Over Valentine’s Day weekend, Megan came home to attend the wedding of a former college roommate. On Saturday, she headed up to Jupiter with another friend to see some sea tortoises, so I loaded Nika and Noah into my car for some time at the dog park. There was some sort of festival going on.
But as I reached the end of our neighborhood, Megan’s car turned in and we both stopped. “I forgot Chelsea’s cupcakes,” she said. Chelsea had asked Megan to pick up some Valentine’s Day cupcakes and they were still in a box in our fridge. “Is the house unlocked?”
“Nope,” I replied. “I’ll follow you back.”
I did a sloppy u-turn that took me over the front lawn of the house on the corner and I suddenly got stuck.

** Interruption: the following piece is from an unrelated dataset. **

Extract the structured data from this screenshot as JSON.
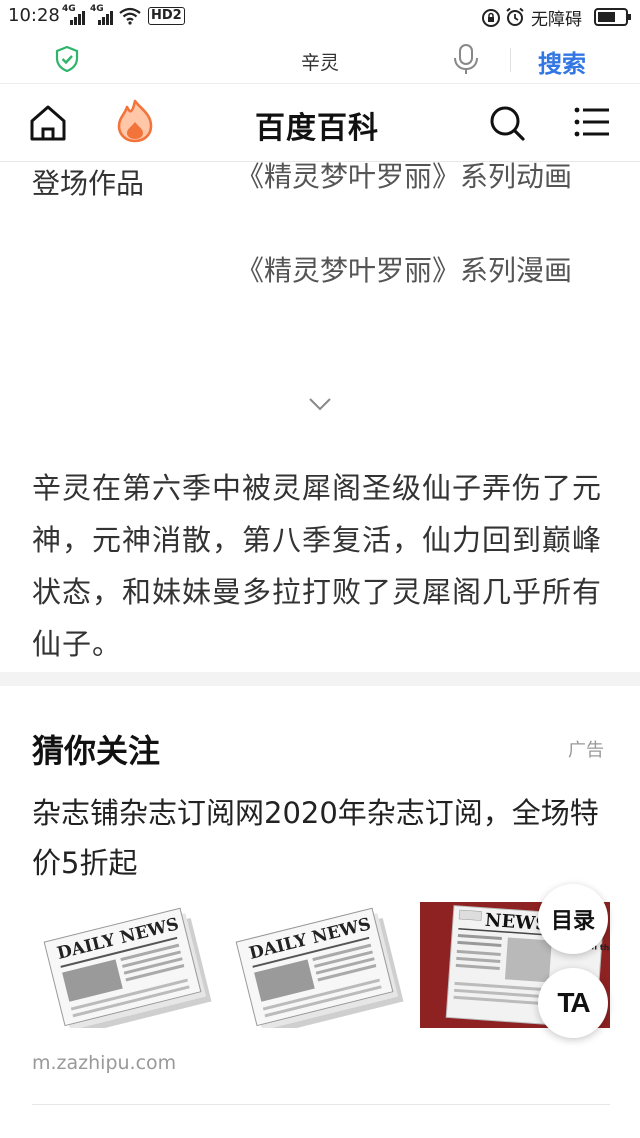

Really stuck! We’ve had an unseasonal amount of rain for January and February and the ground was so saturated that every time I gunned the accelerator, the front tires of my Mazda 3 just kept digging in deeper and deeper. Mud flew everywhere. Unfortunately, I didn’t take any photos, but the picture above was what my front tires looked like, only they were sunk deeper than that one.
By this time, Megan was at our house and I called her and told her what had happened. She appeared about 30 seconds later and we tried to push the car back out of the mud. Nope. Didn’t work. A couple of young guys from the neighborhood had seen our dilemma and hurried over and tried to push us back. Nope.

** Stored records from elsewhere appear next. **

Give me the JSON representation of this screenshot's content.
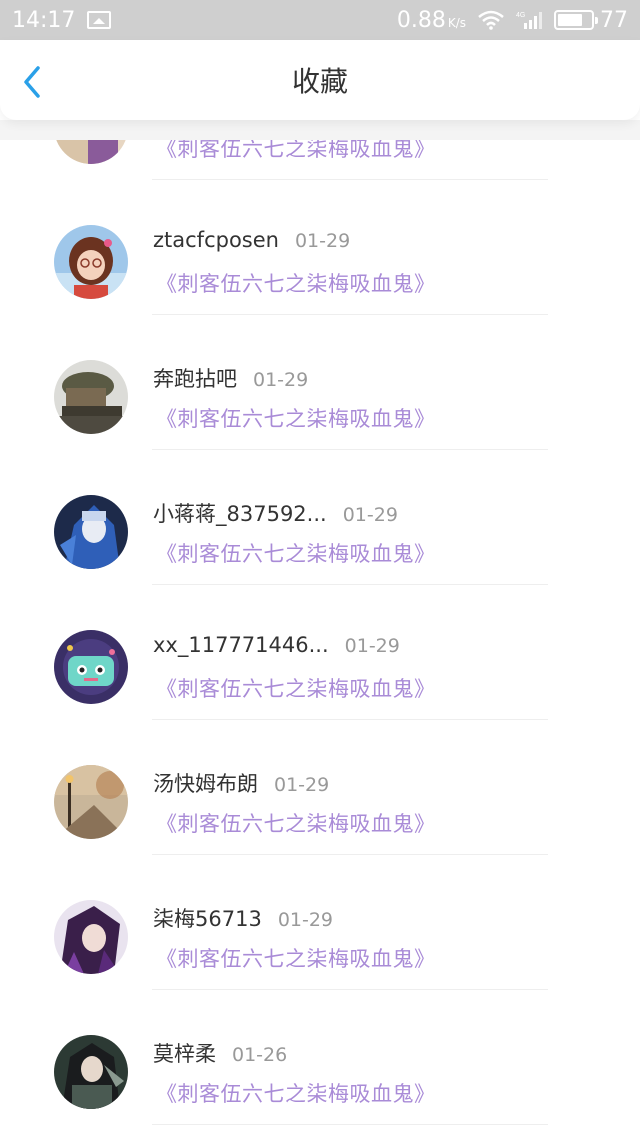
{
  "status_bar": {
    "time": "14:17",
    "speed": "0.88",
    "speed_unit": "K/s",
    "network": "4G",
    "battery": "77",
    "battery_level": 0.77
  },
  "header": {
    "title": "收藏",
    "back_icon": "chevron-left-icon"
  },
  "colors": {
    "accent": "#2aa0e8",
    "book_title": "#a98bd7",
    "name": "#333333",
    "date": "#999999"
  },
  "favorites": [
    {
      "name": "",
      "date": "",
      "book": "《刺客伍六七之柒梅吸血鬼》",
      "avatar": "cartoon-couple-avatar"
    },
    {
      "name": "ztacfcposen",
      "date": "01-29",
      "book": "《刺客伍六七之柒梅吸血鬼》",
      "avatar": "mei-avatar"
    },
    {
      "name": "奔跑拈吧",
      "date": "01-29",
      "book": "《刺客伍六七之柒梅吸血鬼》",
      "avatar": "soldier-avatar"
    },
    {
      "name": "小蒋蒋_837592...",
      "date": "01-29",
      "book": "《刺客伍六七之柒梅吸血鬼》",
      "avatar": "anime-blue-avatar"
    },
    {
      "name": "xx_117771446...",
      "date": "01-29",
      "book": "《刺客伍六七之柒梅吸血鬼》",
      "avatar": "robot-avatar"
    },
    {
      "name": "汤快姆布朗",
      "date": "01-29",
      "book": "《刺客伍六七之柒梅吸血鬼》",
      "avatar": "autumn-street-avatar"
    },
    {
      "name": "柒梅56713",
      "date": "01-29",
      "book": "《刺客伍六七之柒梅吸血鬼》",
      "avatar": "purple-anime-avatar"
    },
    {
      "name": "莫梓柔",
      "date": "01-26",
      "book": "《刺客伍六七之柒梅吸血鬼》",
      "avatar": "dark-anime-avatar"
    }
  ]
}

By now, less than five minutes after the car had gotten stuck, a lawn service truck was coming out of the neighborhood across the street. The driver saw us, and quickly parked, and three Mexicans hurried across the street to help. Equestrians in golf carts wandered past and a couple of them stopped and offered to help. But it was obvious a golf cart wasn’t going to pull the car out!
The three Mexican guys pushed and pushed to no avail and they finally connected a chain to the underside of the car. I put the Mazda into neutral and their truck finally pulled my Mazda out of the muck. I drove home to pick up the dogs but the mud was so thick on my car I had to hose it down first and kept thinking OK, this is important, like an image from a dream. What’s it mean?
This incident is the kind that happens in the magic of every day life, where the universe speaks to us constantly. When we don’t hear the message, then the message becomes more literal and visceral – like getting stuck!- until we are forced to pay attention.
So what I took away from this experience is that even if I’m stuck – in a book, career, family, relationships, finances, whatever it is – help isn’t just on the way, it’s quick! And the help comes through strangers.
What I don’t know right now is the specific nature of the muck in which I got stuck. I suspect it’s my novel. We’ll see.
I think it illustrates that there is help ‘out there’ when we need it – so we’ve got nothing to worry about – no matter how deep we are in the, er, …. mud.
🙂
Perhaps if you had not been stuck something more serious could have happened to you or your daughter. Another thought is perfect timing for the right people to come by.
Good point, Ray.
This is a great example of every day magic. You could have sat there for hours, waiting for a tow truck.
That possibility definitely went through my head!